In Bucket name, use a unique name for your app
c) On the list view, click on the newly created bucket
Your newly created bucket should be in the list view
d) A popup will show up, click on properties
Clicking on the properties panel will redirect you to the properties tab for the bucket
e) Click on Static website hosting and enter in index.html for both fields Index document and Error document
The endpoint is the public URL you can share with anyone. The error document being set to index.html enables the React app to define and handle all the routing rather than S3
f) Click on permissions tab and copy and paste the policy (replacing [YOUR BUCKET NAME] with your bucket name)
{"Version": "2012-10-17","Statement": [{"Sid": "AllowPublicRead","Effect": "Allow","Principal": "*","Action": "s3:GetObject","Resource": "arn:aws:s3:::[YOUR BUCKET NAME]/*"}]}
This policy allows everyone (principal: “*”) to see the objects (your website) in your bucket. If you don’t include this, the endpoint in step e) will return a 403 unauthorized error as it defaults the bucket to private.
a) In the AWS console click on IAM (Identity Access Manager)
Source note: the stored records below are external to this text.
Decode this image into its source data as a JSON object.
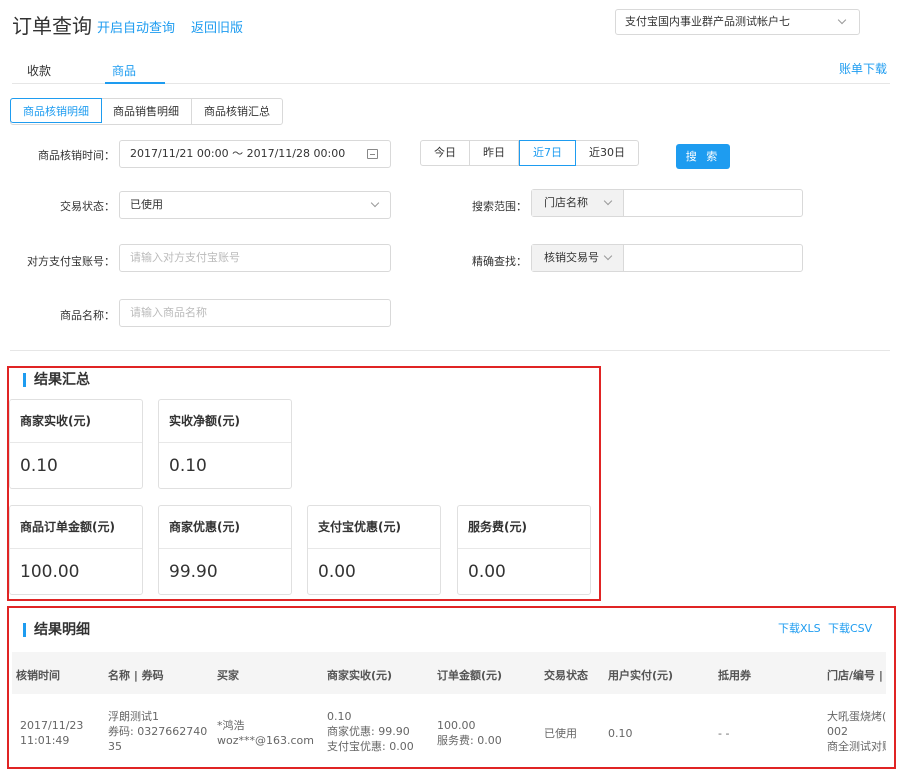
{
  "header": {
    "title": "订单查询",
    "auto_query": "开启自动查询",
    "back_old": "返回旧版",
    "account": "支付宝国内事业群产品测试帐户七"
  },
  "tabs": [
    {
      "label": "收款"
    },
    {
      "label": "商品"
    }
  ],
  "bill_download": "账单下载",
  "subtabs": [
    {
      "label": "商品核销明细"
    },
    {
      "label": "商品销售明细"
    },
    {
      "label": "商品核销汇总"
    }
  ],
  "form": {
    "time_label": "商品核销时间：",
    "time_value": "2017/11/21 00:00  ～  2017/11/28 00:00",
    "quick": [
      "今日",
      "昨日",
      "近7日",
      "近30日"
    ],
    "search_btn": "搜 索",
    "status_label": "交易状态：",
    "status_value": "已使用",
    "range_label": "搜索范围：",
    "range_value": "门店名称",
    "account_label": "对方支付宝账号：",
    "account_placeholder": "请输入对方支付宝账号",
    "exact_label": "精确查找：",
    "exact_value": "核销交易号",
    "product_label": "商品名称：",
    "product_placeholder": "请输入商品名称"
  },
  "summary": {
    "title": "结果汇总",
    "cards": [
      {
        "label": "商家实收(元)",
        "value": "0.10"
      },
      {
        "label": "实收净额(元)",
        "value": "0.10"
      },
      {
        "label": "商品订单金额(元)",
        "value": "100.00"
      },
      {
        "label": "商家优惠(元)",
        "value": "99.90"
      },
      {
        "label": "支付宝优惠(元)",
        "value": "0.00"
      },
      {
        "label": "服务费(元)",
        "value": "0.00"
      }
    ]
  },
  "detail": {
    "title": "结果明细",
    "download_xls": "下载XLS",
    "download_csv": "下载CSV",
    "columns": [
      "核销时间",
      "名称 | 券码",
      "买家",
      "商家实收(元)",
      "订单金额(元)",
      "交易状态",
      "用户实付(元)",
      "抵用券",
      "门店/编号 |"
    ],
    "row": {
      "time1": "2017/11/23",
      "time2": "11:01:49",
      "name": "浮朗测试1",
      "code1": "券码: 0327662740",
      "code2": "35",
      "buyer1": "*鸿浩",
      "buyer2": "woz***@163.com",
      "income1": "0.10",
      "income2": "商家优惠: 99.90",
      "income3": "支付宝优惠: 0.00",
      "order1": "100.00",
      "order2": "服务费: 0.00",
      "status": "已使用",
      "paid": "0.10",
      "coupon": "- -",
      "store1": "大吼蛋烧烤(试",
      "store2": "002",
      "store3": "商全测试对账"
    }
  }
}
b) Click on Users tab on the side panel. Add a User called s3-admin
c) Attach the AmazonS3FullAccess policy
Use the AmazonS3FullAccess policy to enable the React app to use AWS APIs to deploy the website to S3
d) After creating the user, keep track of your Access key ID and Secret Access Key (the credentials will be used in the final step)
a) Change the credentials in the file (tools/s3-upload.js) replace: ‘YOUR_BUCKET_NAME’ with your bucket name (step 2b) ‘YOUR_AWS_ACCESS_KEY’ with your Access key ID (step 3d) ‘YOUR_AWS_SECRET_KEY’ with your Secret Access Key (step 3d)
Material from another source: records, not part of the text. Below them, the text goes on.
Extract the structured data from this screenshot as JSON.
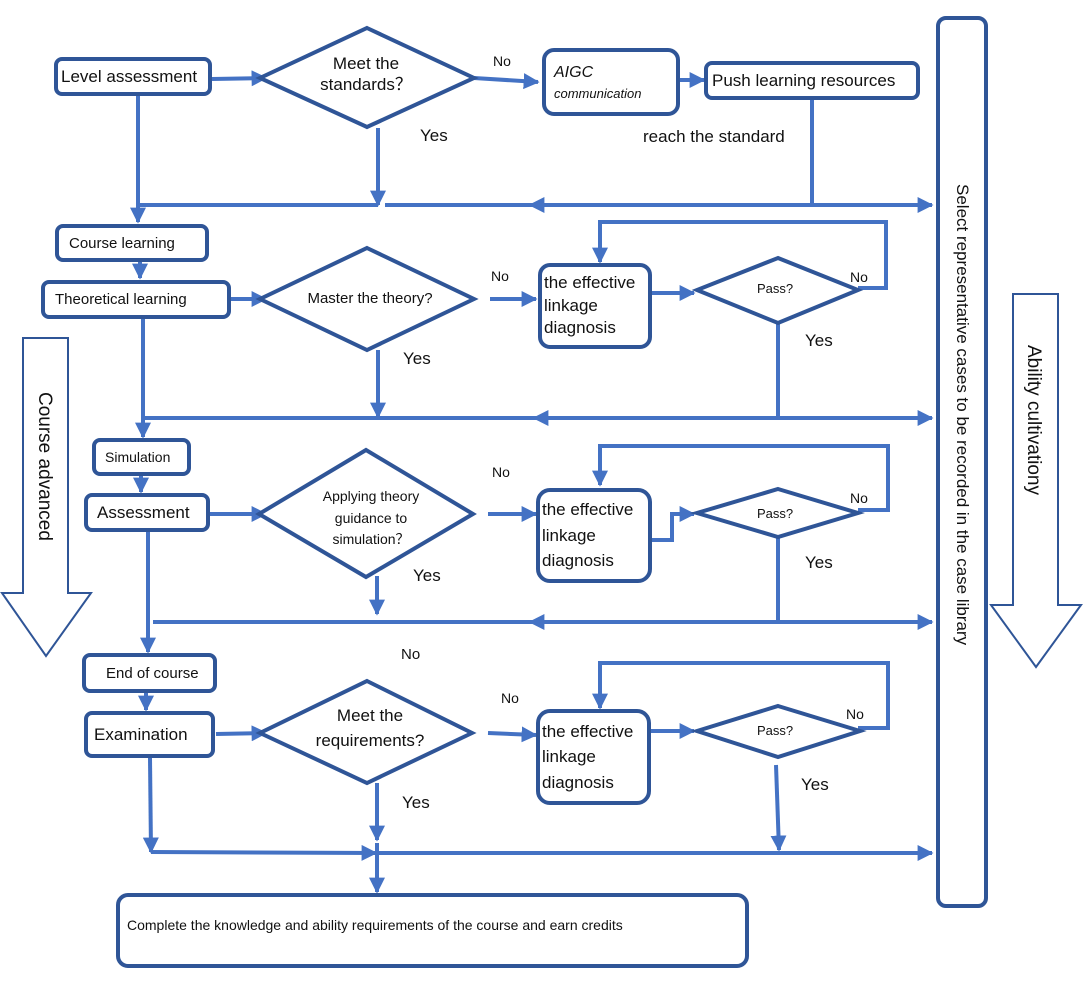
{
  "colors": {
    "node_border": "#2f5597",
    "connector": "#4472c4",
    "side_arrow": "#2f5597"
  },
  "side_arrows": {
    "left": "Course advanced",
    "right": "Ability cultivationy"
  },
  "case_library": "Select representative cases to be recorded in the case library",
  "stage1": {
    "start": "Level assessment",
    "decision": [
      "Meet the",
      "standards？"
    ],
    "no_label": "No",
    "yes_label": "Yes",
    "aigc": [
      "AIGC",
      "communication"
    ],
    "push": "Push learning resources",
    "reach": "reach the standard"
  },
  "stage2": {
    "course_learning": "Course learning",
    "theoretical": "Theoretical learning",
    "decision": "Master the theory?",
    "no_label": "No",
    "yes_label": "Yes",
    "diagnosis": [
      "the effective",
      "linkage",
      "diagnosis"
    ],
    "pass": "Pass?",
    "pass_no": "No",
    "pass_yes": "Yes"
  },
  "stage3": {
    "simulation": "Simulation",
    "assessment": "Assessment",
    "decision": [
      "Applying theory",
      "guidance to",
      "simulation？"
    ],
    "no_label": "No",
    "yes_label": "Yes",
    "diagnosis": [
      "the effective",
      "linkage",
      "diagnosis"
    ],
    "pass": "Pass?",
    "pass_no": "No",
    "pass_yes": "Yes"
  },
  "stage4": {
    "end_course": "End of course",
    "examination": "Examination",
    "decision": [
      "Meet the",
      "requirements?"
    ],
    "no_top_label": "No",
    "no_label": "No",
    "yes_label": "Yes",
    "diagnosis": [
      "the effective",
      "linkage",
      "diagnosis"
    ],
    "pass": "Pass?",
    "pass_no": "No",
    "pass_yes": "Yes"
  },
  "final": "Complete the knowledge and ability requirements of the course and earn credits"
}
If you plan to save this project to a public git repo, make sure to hide your credentials. 1 way to do this is to import the credentials from a file that is in the .gitignore
b) Build and deploy the quickstart app (run this command whenever you want to deploy a change to your webapp)
$ yarn publish:webapp
Test the endpoint (from 2e) in your browser and make sure it’s up and running. If it is, you’re ready for the real work of building your app!
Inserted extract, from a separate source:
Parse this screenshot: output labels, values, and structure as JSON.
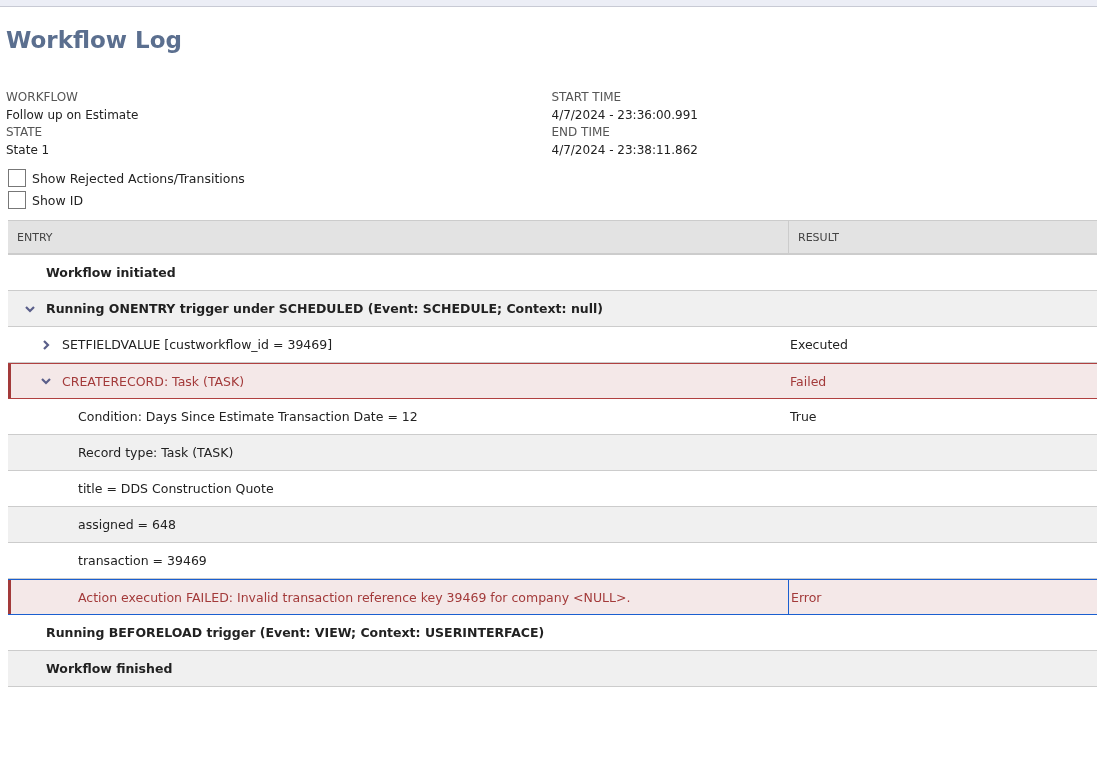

To summarize : Used a boilerplate to quickly get a working webapp using ReactJS/Redux running on localhost. Set up AWS S3 to host the website with a public endpoint. Set up AWS credentials to enable us to deploy the boilerplate to S3 from the command line.
The AWS setup only has to be done once, so now if you make any changes to your webapp, you can run the deploy command (4b) and within seconds, the changes will be live.